Take for instance, the Signature One’s purity of form, anchored by a specially designed balance wheel; or the exceedingly fastidious hand-finishing, some of which like the hand-worked Geneva stripes on the movement plate, which require the decorator to relearn traditional techniques. Co-founder Stephen Forsey and the watch’s creator, watchmaker Diedier Cretin, call it “expressing complexity through simplicity”. In other words, a labour of love.
Hautlence – Vortex Primary
Although it is billed as an Eric Cantona-plus-contemporary art piece (the ex-Manchester United star has been taking a shine to horology and especially Hautlence, which promptly enlisted him as ambassador and sometimes collaborator), the Vortex Primary should be seen to be more than a mere celebrity-fronted timepiece.
A variation of the steampunk-style, deconstructed time-telling concept that Hautlence made its name with back in 2015, the Vortex Primary takes the brand’s trademark movement that features a jumping hour train and retrograde minutes, flips it 90-degrees (like last year’s Vortex), and clads it in a superlight titanium case comprising 19 glass planes, some of which feature the three primary colours red, yellow and blue (now you get it?).

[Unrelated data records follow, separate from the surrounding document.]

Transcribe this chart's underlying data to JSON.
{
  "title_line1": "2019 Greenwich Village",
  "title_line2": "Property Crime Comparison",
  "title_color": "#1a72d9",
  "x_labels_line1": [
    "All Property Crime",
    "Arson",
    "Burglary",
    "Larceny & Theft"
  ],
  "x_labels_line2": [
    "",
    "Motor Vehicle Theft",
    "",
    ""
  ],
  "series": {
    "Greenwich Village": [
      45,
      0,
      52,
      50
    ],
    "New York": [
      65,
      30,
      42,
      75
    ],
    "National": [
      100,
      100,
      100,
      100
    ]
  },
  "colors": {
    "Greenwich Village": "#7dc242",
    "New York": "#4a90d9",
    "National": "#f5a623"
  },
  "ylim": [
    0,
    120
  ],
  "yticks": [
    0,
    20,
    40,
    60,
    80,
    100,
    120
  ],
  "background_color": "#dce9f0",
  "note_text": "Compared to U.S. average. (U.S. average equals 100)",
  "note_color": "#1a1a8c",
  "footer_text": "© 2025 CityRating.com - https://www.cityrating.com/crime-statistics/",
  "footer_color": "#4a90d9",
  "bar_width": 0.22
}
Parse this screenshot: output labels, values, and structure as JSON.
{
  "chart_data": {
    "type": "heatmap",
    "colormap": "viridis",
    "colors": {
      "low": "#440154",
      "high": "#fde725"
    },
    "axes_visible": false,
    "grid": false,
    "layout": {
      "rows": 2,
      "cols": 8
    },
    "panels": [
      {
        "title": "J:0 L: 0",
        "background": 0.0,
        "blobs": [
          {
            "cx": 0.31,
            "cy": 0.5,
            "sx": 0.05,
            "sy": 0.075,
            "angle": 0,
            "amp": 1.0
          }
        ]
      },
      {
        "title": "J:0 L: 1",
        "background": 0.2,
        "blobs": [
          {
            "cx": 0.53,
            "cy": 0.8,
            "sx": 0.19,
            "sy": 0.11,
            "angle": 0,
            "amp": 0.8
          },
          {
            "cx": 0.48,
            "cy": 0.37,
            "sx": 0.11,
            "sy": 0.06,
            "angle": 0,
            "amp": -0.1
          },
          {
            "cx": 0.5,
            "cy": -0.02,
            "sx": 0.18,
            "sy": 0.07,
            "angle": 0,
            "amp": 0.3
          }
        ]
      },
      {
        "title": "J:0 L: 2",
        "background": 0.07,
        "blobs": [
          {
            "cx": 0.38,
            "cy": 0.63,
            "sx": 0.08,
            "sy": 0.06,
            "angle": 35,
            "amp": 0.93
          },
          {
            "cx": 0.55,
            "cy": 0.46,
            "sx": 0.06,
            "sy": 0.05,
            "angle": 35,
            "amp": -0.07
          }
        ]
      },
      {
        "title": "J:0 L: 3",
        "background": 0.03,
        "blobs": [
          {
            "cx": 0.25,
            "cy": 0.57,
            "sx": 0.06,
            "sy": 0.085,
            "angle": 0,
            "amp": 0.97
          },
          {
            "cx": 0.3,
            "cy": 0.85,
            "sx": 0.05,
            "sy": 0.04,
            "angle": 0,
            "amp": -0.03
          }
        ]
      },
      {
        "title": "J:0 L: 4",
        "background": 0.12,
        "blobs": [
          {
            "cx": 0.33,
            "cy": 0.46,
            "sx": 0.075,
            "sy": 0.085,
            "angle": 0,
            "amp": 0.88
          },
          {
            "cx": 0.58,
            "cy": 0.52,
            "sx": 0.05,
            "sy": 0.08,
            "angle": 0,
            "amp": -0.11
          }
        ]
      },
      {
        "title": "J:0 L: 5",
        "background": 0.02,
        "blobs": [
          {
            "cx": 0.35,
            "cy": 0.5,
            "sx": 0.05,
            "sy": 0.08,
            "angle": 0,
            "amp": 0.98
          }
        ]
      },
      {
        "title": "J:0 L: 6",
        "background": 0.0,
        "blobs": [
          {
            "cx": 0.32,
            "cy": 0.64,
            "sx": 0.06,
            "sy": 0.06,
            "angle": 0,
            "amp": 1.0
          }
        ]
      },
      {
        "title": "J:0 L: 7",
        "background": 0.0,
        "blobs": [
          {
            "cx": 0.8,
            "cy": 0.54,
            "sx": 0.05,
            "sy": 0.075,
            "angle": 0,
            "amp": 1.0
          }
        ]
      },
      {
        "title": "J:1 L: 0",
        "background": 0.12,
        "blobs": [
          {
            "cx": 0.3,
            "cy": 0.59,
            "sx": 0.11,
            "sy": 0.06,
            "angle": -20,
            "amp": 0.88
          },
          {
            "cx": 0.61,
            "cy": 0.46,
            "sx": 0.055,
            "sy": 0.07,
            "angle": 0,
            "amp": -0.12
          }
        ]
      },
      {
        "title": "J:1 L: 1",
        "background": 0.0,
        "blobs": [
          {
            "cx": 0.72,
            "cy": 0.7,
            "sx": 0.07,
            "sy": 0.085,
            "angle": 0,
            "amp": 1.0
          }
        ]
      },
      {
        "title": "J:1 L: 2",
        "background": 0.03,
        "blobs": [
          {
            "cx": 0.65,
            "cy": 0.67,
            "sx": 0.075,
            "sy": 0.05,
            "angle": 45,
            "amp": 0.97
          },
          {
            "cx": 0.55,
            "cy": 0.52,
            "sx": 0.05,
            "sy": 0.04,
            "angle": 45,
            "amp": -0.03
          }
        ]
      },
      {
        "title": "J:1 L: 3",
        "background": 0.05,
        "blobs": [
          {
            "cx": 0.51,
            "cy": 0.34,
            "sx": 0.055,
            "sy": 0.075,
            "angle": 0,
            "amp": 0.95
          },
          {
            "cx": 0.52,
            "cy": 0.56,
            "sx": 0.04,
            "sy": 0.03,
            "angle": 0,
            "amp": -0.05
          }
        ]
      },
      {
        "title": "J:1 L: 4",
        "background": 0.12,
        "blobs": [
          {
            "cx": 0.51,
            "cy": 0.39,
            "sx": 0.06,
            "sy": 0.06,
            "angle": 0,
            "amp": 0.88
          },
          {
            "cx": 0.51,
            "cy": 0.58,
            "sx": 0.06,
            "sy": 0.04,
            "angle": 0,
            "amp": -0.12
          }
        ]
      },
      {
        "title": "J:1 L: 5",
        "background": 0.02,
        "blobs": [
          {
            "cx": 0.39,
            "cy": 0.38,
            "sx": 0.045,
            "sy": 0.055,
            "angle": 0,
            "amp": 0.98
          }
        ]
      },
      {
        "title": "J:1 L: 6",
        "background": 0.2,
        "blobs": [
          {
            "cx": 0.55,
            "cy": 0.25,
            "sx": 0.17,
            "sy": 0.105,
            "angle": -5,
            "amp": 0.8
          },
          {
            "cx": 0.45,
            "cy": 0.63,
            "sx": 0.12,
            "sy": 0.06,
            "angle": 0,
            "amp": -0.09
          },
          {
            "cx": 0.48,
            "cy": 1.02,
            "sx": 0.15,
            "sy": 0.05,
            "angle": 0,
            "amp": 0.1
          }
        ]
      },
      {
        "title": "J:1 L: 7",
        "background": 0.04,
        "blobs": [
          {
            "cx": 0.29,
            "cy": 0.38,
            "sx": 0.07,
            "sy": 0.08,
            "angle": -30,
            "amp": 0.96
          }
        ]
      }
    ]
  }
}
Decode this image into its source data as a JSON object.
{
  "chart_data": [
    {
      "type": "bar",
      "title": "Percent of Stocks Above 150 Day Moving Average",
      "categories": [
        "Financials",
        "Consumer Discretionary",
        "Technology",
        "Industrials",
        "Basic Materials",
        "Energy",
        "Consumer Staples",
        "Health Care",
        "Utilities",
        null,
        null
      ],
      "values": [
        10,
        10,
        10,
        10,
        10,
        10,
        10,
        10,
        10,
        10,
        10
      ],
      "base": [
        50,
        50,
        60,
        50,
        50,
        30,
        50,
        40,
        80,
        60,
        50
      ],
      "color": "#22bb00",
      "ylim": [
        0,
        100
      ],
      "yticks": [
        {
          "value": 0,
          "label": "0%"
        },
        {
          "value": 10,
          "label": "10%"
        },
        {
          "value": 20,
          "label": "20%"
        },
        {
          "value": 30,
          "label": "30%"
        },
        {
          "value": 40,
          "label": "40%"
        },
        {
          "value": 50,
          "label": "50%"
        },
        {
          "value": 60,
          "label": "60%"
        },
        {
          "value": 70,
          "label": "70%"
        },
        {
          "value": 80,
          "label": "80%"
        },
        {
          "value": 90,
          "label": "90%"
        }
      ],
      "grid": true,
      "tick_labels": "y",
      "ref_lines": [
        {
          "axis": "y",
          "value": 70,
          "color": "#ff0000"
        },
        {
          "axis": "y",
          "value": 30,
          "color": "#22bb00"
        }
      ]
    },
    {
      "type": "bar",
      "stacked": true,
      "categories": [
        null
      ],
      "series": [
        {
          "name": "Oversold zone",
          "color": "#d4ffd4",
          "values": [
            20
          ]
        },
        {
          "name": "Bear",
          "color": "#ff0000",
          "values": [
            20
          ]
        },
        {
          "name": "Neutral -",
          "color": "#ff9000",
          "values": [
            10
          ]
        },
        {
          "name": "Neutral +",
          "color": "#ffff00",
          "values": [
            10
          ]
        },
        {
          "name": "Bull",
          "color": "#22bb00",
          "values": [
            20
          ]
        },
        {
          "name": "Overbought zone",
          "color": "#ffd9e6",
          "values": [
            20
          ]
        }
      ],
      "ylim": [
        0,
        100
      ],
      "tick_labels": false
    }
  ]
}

Limited to 18 pieces, the colours and stained glass-style execution recalls a Mondrain artwork – not surprising considering that Cantona, who helped design the watch, is an avid art collector. The art-meets-horology Vortex Primary is loaded with presence that is divisive and quite frankly, neither for everyone, nor will it rate on many best-of lists. That said, here at CROWN, we are fond of watches that challenge the status quo a bit. And this unusual ticker does just that nicely.